+ weekly recs
For the longest time I compulsively read narratives about whatever I was going through. Like, if I was in the early stages of dating someone, I would read books about dating. If I was moving to New York, I would read books about young women moving to New York. They were usually novels or memoirs—the specific thing I wanted to understands was the thoughts, the interior experience of the person or character who was going through the same thing I was, so I could know what to expect. Last week I realized that I don’t do that anymore.
Part of it is because I’m more confident. Now I trust in my own decision-making ability, in the validity of my experience. If I feel a connection with someone, I no longer have to look around for context clues—I know that they feel it too. If I’m feeling something about writing or work or my friendships, I know that my observations are correct. But part of it is also because I don’t believe in straightforward narratives anymore: I feel that life has stopped making sense, that I have lost the thread. And this is a comfort and it isn’t.
When I was a child, I used to believe that life was like a conveyor belt—that if you made one misstep you were left behind forever.

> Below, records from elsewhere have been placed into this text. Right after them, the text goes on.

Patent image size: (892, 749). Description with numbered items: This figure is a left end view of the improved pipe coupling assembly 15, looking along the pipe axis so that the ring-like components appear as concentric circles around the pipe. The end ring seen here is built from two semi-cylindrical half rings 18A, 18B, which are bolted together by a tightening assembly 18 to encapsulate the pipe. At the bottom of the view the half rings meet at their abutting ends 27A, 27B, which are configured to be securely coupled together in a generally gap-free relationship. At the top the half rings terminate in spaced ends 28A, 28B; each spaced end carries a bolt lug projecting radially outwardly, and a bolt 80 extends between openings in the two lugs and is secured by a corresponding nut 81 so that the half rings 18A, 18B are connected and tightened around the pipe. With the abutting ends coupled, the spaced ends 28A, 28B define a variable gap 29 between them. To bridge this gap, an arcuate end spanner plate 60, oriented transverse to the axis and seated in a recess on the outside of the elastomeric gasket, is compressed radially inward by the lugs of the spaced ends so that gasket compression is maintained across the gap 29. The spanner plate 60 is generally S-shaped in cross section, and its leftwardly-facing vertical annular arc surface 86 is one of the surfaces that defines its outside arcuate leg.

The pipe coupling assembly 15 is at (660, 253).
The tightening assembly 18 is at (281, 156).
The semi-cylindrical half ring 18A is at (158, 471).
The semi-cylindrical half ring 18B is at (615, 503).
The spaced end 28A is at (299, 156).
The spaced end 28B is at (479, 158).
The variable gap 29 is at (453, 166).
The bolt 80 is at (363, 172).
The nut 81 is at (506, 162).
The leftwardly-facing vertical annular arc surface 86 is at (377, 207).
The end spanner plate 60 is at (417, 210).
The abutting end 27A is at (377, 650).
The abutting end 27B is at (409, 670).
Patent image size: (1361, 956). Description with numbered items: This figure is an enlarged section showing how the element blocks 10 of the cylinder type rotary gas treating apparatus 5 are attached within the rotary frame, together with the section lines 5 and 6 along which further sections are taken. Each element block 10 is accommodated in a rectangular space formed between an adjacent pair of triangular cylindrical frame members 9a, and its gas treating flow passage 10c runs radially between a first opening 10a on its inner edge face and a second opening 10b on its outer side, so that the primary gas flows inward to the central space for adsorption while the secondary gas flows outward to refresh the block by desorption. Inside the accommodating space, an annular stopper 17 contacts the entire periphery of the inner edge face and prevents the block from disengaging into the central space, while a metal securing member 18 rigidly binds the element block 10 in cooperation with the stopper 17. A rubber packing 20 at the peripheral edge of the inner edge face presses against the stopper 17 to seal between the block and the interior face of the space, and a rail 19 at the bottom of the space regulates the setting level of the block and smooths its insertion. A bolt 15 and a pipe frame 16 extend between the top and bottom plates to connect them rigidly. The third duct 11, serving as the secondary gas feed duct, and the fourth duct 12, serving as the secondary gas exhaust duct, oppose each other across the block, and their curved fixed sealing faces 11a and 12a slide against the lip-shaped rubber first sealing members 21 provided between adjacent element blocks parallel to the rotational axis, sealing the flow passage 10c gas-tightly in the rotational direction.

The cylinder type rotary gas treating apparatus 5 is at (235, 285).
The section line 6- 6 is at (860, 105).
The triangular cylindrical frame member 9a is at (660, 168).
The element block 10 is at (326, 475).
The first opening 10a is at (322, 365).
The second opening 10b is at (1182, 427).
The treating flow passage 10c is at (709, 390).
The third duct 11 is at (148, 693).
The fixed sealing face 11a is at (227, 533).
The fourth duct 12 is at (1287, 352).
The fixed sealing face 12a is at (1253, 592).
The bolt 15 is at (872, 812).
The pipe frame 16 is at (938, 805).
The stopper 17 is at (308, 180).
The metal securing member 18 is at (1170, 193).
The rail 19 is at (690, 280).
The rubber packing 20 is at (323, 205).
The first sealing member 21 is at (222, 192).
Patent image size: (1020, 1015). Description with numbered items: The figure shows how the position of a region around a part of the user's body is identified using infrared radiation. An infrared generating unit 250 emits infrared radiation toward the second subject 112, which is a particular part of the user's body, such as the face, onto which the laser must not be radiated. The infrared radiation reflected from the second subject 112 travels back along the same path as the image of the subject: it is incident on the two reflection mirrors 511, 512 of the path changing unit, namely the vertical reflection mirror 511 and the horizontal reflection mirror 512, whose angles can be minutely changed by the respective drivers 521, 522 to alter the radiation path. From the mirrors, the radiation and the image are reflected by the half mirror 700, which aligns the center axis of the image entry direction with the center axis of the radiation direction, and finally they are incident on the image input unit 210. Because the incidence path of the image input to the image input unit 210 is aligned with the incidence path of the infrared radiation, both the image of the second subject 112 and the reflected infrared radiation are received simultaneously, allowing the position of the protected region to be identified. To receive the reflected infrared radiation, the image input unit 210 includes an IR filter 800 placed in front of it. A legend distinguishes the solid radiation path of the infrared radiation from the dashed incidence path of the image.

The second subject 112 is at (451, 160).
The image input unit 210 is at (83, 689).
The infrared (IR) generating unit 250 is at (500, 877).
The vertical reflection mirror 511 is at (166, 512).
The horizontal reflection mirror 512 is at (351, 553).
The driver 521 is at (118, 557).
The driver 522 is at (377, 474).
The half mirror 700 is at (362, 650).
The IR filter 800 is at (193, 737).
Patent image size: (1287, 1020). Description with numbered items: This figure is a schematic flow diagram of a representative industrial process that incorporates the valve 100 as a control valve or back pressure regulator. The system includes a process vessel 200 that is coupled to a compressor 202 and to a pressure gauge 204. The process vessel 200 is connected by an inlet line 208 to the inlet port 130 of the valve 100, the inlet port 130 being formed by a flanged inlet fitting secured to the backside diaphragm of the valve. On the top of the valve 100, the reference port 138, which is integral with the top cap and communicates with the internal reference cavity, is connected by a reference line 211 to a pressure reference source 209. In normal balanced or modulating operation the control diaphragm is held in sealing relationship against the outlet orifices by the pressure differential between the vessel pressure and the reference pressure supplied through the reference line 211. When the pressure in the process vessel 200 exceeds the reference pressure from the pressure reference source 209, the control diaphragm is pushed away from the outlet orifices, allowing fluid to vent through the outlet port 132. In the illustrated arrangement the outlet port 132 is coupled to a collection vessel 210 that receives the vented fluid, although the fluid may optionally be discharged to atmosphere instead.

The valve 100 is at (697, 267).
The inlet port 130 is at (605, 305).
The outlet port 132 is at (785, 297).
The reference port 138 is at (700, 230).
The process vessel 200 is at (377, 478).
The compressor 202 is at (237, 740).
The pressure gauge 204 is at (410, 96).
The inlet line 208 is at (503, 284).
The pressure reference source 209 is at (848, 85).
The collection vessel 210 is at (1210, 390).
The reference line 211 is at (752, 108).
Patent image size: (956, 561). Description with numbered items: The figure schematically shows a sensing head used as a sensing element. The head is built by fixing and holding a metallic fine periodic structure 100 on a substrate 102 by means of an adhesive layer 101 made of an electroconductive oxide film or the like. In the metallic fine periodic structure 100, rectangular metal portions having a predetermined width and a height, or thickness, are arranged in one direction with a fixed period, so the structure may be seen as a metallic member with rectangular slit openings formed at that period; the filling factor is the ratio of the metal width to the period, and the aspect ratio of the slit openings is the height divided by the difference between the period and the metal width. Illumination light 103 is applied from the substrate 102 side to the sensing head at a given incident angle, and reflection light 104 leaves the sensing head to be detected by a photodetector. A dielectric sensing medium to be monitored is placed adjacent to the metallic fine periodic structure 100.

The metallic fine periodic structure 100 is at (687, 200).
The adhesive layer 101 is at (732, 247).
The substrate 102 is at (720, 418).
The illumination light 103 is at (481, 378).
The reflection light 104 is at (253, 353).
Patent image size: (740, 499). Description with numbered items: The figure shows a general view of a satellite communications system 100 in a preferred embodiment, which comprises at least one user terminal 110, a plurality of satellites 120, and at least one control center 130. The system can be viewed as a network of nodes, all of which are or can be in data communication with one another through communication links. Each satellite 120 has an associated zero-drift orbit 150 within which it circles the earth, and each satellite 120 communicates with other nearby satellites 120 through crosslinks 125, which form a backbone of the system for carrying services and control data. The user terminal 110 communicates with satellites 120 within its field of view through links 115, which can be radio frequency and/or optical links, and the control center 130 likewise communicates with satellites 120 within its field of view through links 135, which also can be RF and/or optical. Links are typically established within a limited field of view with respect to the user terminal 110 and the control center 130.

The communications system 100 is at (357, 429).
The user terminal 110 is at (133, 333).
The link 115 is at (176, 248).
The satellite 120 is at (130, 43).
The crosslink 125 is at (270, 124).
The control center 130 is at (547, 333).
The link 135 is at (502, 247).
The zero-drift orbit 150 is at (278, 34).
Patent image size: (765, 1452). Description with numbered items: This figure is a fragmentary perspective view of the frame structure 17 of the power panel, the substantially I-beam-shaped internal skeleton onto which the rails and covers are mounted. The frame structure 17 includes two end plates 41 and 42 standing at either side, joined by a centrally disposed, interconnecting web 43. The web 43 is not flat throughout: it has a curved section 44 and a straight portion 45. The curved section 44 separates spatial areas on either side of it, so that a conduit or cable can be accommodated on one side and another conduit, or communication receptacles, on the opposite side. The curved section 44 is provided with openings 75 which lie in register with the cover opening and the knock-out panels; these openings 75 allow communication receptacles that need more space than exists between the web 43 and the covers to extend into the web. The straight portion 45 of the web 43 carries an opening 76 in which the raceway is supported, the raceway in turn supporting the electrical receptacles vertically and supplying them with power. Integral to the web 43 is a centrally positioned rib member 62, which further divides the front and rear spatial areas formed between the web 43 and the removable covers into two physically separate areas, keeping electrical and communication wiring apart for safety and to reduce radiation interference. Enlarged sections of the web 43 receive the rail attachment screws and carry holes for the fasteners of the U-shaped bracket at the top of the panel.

Now I understand that you can be meander, explore, pick things up and put them down. Life is more open. But it also makes less sense. I have very few constraints, and sometimes I wish I had more.
When you don’t have constraints you’re supposed to be guided by your values. And to some extent I am—I have values, desires, goals, a five-year plan, all the things you’re supposed to have. But I don’t think that choosing to do something is the same as feeling like you have to do it. When you perceive life as a straightforward linear narrative, it’s like you’re in a tunnel—you just keep putting one foot in front of the other. But what if you perceive life as an open field? Then you have to fix your eyes on an object in the horizon and say There. I’m going there. I don’t have to go there, in fact there’s relatively little evidence that I should, but I trust my intuition. Agency is scary, because you’re fully admitting to yourself that you’re the one making choices, and you might choose wrong.